A pillar of the Alaska Native community has died.
Tlingit elder Isabella Brady passed away early this morning (Wed 4-18-12) at the Alaska Native Medical Center in Anchorage, after suffering a fall in her Sitka home on Monday.
At the time of her death Brady was the president of the Alaska Native Sisterhood Camp No. 4, and a national advocate for Native issues.
Brady was born in Sitka in 1924, into the Raven Kik.sadi clan. She graduated from Sheldon Jackson School in 1942, began attending Jamestown College in North Dakota, but interrupted her education to join the Navy at age 19.
The cultural prejudices and discrimination she experienced in her youth would continue to inform her advocacy as an adult. In her lobbying efforts before the Sitka School Board and other legislative bodies, Brady often recounted stories of her own struggle to arrive at school every day, sometimes running a gauntlet of anti-Native sentiment in white neighborhoods.
Her grandfather, Peter Simpson, encouraged her to pursue her education. After the war, she completed college on the GI Bill, earning a BA in Social Studies, and returned to Sitka where she married William Brady in 1950. The couple had five children.

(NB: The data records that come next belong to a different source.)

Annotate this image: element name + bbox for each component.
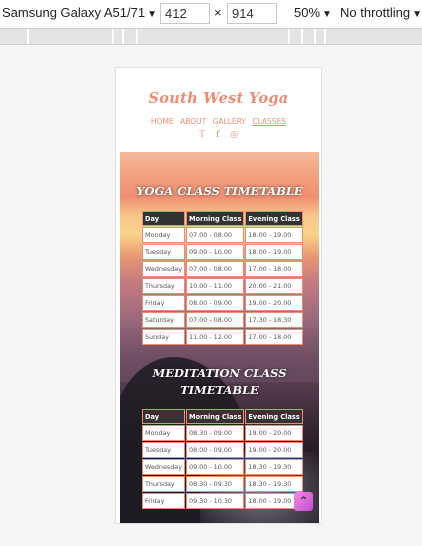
- table-cell: Saturday: [142, 312, 185, 328]
- device-label: Samsung Galaxy A51/71: [2, 5, 146, 20]
- table-row: Thursday 10.00 - 11.00 20.00 - 21.00: [142, 278, 303, 294]
- table-cell: 17.30 - 18.30: [245, 312, 303, 328]
- zoom-label: 50%: [294, 5, 321, 20]
- table-cell: 17.00 - 18.00: [245, 261, 303, 277]
- table-row: Friday 09.30 - 10.30 18.00 - 19.00: [142, 493, 303, 509]
- chevron-down-icon: ▼: [322, 9, 332, 20]
- table-row: Tuesday 08.00 - 09.00 19.00 - 20.00: [142, 442, 303, 458]
- table-cell: 18.00 - 19.00: [245, 244, 303, 260]
- table-cell: 10.00 - 11.00: [186, 278, 245, 294]
- table-cell: Wednesday: [142, 459, 185, 475]
- table-cell: Tuesday: [142, 442, 185, 458]
- table-cell: 07.00 - 08.00: [186, 261, 245, 277]
- social-links: 𝕋 f ◎: [116, 130, 321, 140]
- instagram-icon[interactable]: ◎: [230, 130, 238, 140]
- devtools-toolbar: Samsung Galaxy A51/71 ▼ 412 × 914 50% ▼ No…: [0, 0, 422, 28]
- main-nav: HOME ABOUT GALLERY CLASSES: [116, 117, 321, 126]
- column-header: Morning Class: [186, 211, 245, 226]
- dimension-separator: ×: [214, 5, 222, 20]
- hero-background: YOGA CLASS TIMETABLE Day Morning Class Eve…: [120, 152, 319, 523]
- table-row: Wednesday 07.00 - 08.00 17.00 - 18.00: [142, 261, 303, 277]
- table-cell: Friday: [142, 493, 185, 509]
- device-frame: South West Yoga HOME ABOUT GALLERY CLASS…: [115, 67, 322, 524]
- column-header: Evening Class: [245, 409, 303, 424]
- table-cell: 19.00 - 20.00: [245, 442, 303, 458]
- column-header: Day: [142, 409, 185, 424]
- column-header: Day: [142, 211, 185, 226]
- table-cell: Friday: [142, 295, 185, 311]
- table-cell: Sunday: [142, 329, 185, 345]
- meditation-title-line-1: MEDITATION CLASS: [152, 366, 287, 380]
- table-cell: 08.00 - 09.00: [186, 442, 245, 458]
- nav-home[interactable]: HOME: [151, 117, 174, 126]
- throttling-select[interactable]: No throttling ▼: [340, 5, 422, 20]
- yoga-timetable: Day Morning Class Evening Class Monday 07.00…: [141, 210, 304, 346]
- chevron-down-icon: ▼: [412, 9, 422, 20]
- media-query-ruler[interactable]: [0, 28, 422, 45]
- scroll-top-button[interactable]: ^: [294, 492, 313, 511]
- table-cell: 11.00 - 12.00: [186, 329, 245, 345]
- table-row: Wednesday 09.00 - 10.00 18.30 - 19.30: [142, 459, 303, 475]
- height-input[interactable]: 914: [227, 3, 277, 24]
- column-header: Evening Class: [245, 211, 303, 226]
- table-cell: 19.00 - 20.00: [245, 425, 303, 441]
- twitter-icon[interactable]: 𝕋: [199, 130, 205, 140]
- table-cell: 18.30 - 19.30: [245, 459, 303, 475]
- table-cell: 19.00 - 20.00: [245, 295, 303, 311]
- site-brand[interactable]: South West Yoga: [116, 90, 321, 107]
- table-cell: 08.00 - 09.00: [186, 295, 245, 311]
- nav-gallery[interactable]: GALLERY: [213, 117, 246, 126]
- table-cell: 17.00 - 18.00: [245, 329, 303, 345]
- table-cell: 09.30 - 10.30: [186, 493, 245, 509]
- column-header: Morning Class: [186, 409, 245, 424]
- table-cell: Thursday: [142, 476, 185, 492]
- table-cell: 07.00 - 08.00: [186, 312, 245, 328]
- throttling-label: No throttling: [340, 5, 411, 20]
- zoom-select[interactable]: 50% ▼: [294, 5, 332, 20]
- table-row: Tuesday 09.00 - 10.00 18.00 - 19.00: [142, 244, 303, 260]
- meditation-timetable: Day Morning Class Evening Class Monday 08.30…: [141, 408, 304, 510]
- table-cell: Wednesday: [142, 261, 185, 277]
- facebook-icon[interactable]: f: [216, 130, 219, 140]
- table-cell: 18.00 - 19.00: [245, 227, 303, 243]
- table-cell: 20.00 - 21.00: [245, 278, 303, 294]
- table-header-row: Day Morning Class Evening Class: [142, 409, 303, 424]
- meditation-timetable-title: MEDITATION CLASS TIMETABLE: [120, 365, 319, 399]
- table-header-row: Day Morning Class Evening Class: [142, 211, 303, 226]
- table-cell: 09.00 - 10.00: [186, 459, 245, 475]
- table-cell: Tuesday: [142, 244, 185, 260]
- table-cell: 18.30 - 19.30: [245, 476, 303, 492]
- table-cell: Thursday: [142, 278, 185, 294]
- table-cell: 08.30 - 09.30: [186, 476, 245, 492]
- meditation-title-line-2: TIMETABLE: [180, 383, 259, 397]
- table-row: Monday 07.00 - 08.00 18.00 - 19.00: [142, 227, 303, 243]
- table-cell: 07.00 - 08.00: [186, 227, 245, 243]
- table-row: Monday 08.30 - 09.00 19.00 - 20.00: [142, 425, 303, 441]
- table-cell: Monday: [142, 227, 185, 243]
- table-row: Friday 08.00 - 09.00 19.00 - 20.00: [142, 295, 303, 311]
- table-cell: 08.30 - 09.00: [186, 425, 245, 441]
- nav-classes[interactable]: CLASSES: [252, 117, 286, 126]
- table-row: Thursday 08.30 - 09.30 18.30 - 19.30: [142, 476, 303, 492]
- table-row: Sunday 11.00 - 12.00 17.00 - 18.00: [142, 329, 303, 345]
- nav-about[interactable]: ABOUT: [180, 117, 206, 126]
- chevron-down-icon: ▼: [147, 9, 157, 20]
- table-cell: Monday: [142, 425, 185, 441]
- table-row: Saturday 07.00 - 08.00 17.30 - 18.30: [142, 312, 303, 328]
- device-select[interactable]: Samsung Galaxy A51/71 ▼: [2, 5, 157, 20]
- table-cell: 09.00 - 10.00: [186, 244, 245, 260]
- width-input[interactable]: 412: [160, 3, 210, 24]
- yoga-timetable-title: YOGA CLASS TIMETABLE: [136, 184, 303, 198]
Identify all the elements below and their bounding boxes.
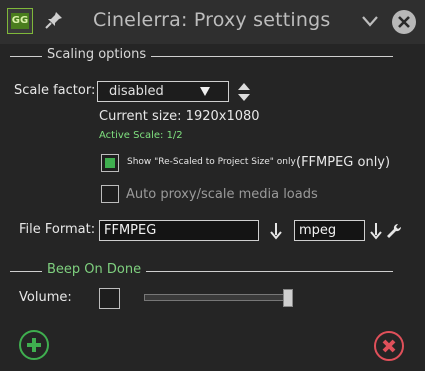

When William Brady was hospitalized for tuberculosis in the late 1950s, Isabella supported her family by taking a job teaching at Mt. Edgecumbe High School in Sitka. She taught US History, World History, Alaskan History, Civics, PE, Health, and coached basketball and volleyball.
Following her career at Mt. Edgecumbe, Brady would go on in 1974 to write the grant establishing the Sitka Native Education Program, which integrates cultural studies into the standard district curriculum, and has been a model for many similar projects nationwide.
Brady would later serve a long tenure on the board of trustees of Sheldon Jackson College. She eventually became a Presbyterian elder, and a board member for the Native American Consulting Committee of the Presbyterian Church. She also served as a board member for the American Association of Retired Persons, and the state’s Native Education Board.
Isabella Brady was 88 years old. She is survived by 17 grandchildren and 8 great-grandchildren. Many of her family were present when she died.
Memorial services are pending in Sitka. “But,” her long-time friend Jean Arnold says, “No building is big enough.”